As you can see, there are practical approaches opening up to us at all levels of society and in all countries of the world to make the international commitments of 2015 something more than pious vows and enable the forces of unity to overcome the forces of entropy.

These forums and places are critical places. They are far from perfect, and much needs to be done to improve both legitimacy and effectiveness. They are where we have avoided the sinking of the world by finance. They are where we have acknowledged that we need to regain control over the system and where we have started to move, albeit not as fast and as effectively as one could have wished. They are where a consensus can be built around common good. But they are also where doubts resurfaced in 2017, sometimes in a brutal and direct manner. They are thus where the crossroads we are facing is made visible.

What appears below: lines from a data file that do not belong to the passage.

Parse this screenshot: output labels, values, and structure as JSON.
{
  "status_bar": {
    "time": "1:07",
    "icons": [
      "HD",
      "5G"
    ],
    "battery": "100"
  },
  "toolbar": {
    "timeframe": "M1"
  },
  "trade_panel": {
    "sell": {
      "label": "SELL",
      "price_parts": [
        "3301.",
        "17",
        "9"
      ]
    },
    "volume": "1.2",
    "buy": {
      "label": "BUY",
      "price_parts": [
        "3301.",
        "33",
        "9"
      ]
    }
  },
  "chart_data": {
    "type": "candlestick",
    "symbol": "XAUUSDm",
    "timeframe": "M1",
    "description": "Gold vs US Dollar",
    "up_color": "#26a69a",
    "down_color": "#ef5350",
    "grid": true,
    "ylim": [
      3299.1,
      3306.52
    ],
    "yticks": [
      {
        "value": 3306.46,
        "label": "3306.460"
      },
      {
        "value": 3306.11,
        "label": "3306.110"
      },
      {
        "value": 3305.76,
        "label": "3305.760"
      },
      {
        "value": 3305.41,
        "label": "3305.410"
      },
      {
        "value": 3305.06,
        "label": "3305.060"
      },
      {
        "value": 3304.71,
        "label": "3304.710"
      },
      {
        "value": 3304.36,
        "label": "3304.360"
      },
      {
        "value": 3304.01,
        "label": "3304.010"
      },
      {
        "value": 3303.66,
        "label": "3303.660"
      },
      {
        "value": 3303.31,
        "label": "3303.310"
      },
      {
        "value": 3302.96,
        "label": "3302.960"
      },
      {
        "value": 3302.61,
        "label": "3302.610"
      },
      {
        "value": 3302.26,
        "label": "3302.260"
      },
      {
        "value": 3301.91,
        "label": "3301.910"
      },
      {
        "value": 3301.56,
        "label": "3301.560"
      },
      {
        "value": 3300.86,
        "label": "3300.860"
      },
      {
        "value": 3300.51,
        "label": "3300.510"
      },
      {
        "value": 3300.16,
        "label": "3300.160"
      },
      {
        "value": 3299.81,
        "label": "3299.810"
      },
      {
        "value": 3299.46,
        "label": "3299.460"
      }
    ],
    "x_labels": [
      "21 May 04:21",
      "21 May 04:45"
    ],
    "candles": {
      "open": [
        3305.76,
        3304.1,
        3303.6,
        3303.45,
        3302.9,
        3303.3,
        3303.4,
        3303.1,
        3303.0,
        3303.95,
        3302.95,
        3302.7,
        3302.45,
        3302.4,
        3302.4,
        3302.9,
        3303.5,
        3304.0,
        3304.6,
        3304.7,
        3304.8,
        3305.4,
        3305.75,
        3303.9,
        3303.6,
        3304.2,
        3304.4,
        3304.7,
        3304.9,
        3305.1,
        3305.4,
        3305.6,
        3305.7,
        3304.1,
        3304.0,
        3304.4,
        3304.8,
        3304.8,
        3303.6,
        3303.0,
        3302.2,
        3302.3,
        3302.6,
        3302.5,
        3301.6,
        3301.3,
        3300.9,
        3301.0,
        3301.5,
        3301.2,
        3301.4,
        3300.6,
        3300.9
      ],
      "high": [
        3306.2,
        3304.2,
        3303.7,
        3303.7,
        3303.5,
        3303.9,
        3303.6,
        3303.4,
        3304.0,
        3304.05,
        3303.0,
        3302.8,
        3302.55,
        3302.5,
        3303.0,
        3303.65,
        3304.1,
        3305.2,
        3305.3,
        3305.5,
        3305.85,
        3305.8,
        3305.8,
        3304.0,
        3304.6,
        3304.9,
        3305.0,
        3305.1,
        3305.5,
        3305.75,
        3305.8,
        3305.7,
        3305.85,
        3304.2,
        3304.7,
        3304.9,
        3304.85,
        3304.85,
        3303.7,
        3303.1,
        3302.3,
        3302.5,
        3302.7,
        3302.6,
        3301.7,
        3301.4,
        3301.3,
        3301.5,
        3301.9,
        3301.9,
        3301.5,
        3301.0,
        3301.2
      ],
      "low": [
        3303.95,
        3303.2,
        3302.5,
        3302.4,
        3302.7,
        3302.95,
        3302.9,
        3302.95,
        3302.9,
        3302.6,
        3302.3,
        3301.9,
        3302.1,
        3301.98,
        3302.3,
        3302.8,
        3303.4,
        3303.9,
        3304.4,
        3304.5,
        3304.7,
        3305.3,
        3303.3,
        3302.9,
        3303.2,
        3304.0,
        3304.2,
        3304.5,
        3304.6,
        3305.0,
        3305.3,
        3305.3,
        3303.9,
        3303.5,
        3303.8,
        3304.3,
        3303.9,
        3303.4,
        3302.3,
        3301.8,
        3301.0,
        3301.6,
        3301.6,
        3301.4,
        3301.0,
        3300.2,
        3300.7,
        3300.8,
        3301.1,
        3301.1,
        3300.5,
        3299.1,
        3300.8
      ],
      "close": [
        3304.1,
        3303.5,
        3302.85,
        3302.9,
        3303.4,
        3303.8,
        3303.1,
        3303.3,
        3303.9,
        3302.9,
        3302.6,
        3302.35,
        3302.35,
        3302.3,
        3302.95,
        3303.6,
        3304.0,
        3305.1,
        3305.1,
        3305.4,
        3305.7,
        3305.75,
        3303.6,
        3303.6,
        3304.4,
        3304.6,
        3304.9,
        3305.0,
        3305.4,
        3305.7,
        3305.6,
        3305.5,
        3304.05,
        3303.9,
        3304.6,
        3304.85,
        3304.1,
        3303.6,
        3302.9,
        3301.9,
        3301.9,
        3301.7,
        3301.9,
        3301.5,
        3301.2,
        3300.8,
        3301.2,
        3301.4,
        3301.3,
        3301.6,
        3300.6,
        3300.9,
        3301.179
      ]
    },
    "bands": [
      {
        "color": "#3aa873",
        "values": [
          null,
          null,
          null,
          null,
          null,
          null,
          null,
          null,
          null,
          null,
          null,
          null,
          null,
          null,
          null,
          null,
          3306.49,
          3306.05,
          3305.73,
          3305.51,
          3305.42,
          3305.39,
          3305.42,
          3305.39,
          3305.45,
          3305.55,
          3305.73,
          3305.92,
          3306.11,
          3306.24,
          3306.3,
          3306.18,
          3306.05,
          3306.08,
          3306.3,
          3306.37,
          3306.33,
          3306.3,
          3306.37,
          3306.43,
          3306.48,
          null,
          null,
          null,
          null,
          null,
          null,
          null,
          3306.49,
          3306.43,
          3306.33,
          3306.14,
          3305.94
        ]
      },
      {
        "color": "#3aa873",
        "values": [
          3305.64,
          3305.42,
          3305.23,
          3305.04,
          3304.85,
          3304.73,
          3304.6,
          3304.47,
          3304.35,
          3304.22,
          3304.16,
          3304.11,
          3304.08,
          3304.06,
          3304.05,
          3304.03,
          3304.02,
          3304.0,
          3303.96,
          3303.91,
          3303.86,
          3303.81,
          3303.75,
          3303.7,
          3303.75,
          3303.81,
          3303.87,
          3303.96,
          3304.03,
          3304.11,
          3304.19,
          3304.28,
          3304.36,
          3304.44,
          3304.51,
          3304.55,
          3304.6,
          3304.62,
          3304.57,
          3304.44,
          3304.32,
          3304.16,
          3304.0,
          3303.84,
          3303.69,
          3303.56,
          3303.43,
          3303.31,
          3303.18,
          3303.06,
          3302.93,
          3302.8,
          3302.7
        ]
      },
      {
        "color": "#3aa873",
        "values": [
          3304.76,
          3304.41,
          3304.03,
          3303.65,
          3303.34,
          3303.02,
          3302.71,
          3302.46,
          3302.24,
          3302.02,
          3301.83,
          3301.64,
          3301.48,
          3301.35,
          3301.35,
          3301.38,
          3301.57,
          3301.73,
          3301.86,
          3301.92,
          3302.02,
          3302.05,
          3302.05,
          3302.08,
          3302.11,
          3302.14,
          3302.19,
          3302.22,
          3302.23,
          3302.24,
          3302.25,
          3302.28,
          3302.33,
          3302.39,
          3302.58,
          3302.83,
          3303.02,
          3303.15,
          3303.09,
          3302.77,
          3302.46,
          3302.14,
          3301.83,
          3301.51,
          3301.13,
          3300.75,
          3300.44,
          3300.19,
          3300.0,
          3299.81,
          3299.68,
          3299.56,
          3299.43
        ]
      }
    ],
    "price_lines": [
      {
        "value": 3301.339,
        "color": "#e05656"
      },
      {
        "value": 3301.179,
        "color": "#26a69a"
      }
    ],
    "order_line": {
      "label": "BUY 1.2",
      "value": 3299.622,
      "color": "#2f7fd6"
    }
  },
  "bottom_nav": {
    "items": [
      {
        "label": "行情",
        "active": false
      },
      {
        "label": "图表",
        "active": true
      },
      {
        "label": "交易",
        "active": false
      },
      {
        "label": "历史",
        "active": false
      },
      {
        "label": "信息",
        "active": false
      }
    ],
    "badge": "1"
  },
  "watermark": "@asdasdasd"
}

Our responsibility now is to get everyone involved: national and international leaders must lead by example and mobilize while profiting from the best of the institutions they direct and participate in; companies, investors, international organizations, associations, and citizens must use the various instruments and networks available today (every day there are more and more) to help the “silent revolution” grow that will change the world. We are all key players in global governance. If we all consciously consent to act, we will learn to understand one another. Regulatory tools, financial incentives, means of exerting pressure on stakeholders: all the pieces of the puzzle are there. Don’t throw them away—these pieces will build our future.

Our future starts with our capacity to finance a sustainable development of our planet, core to common good today, as will be discussed in Part 4.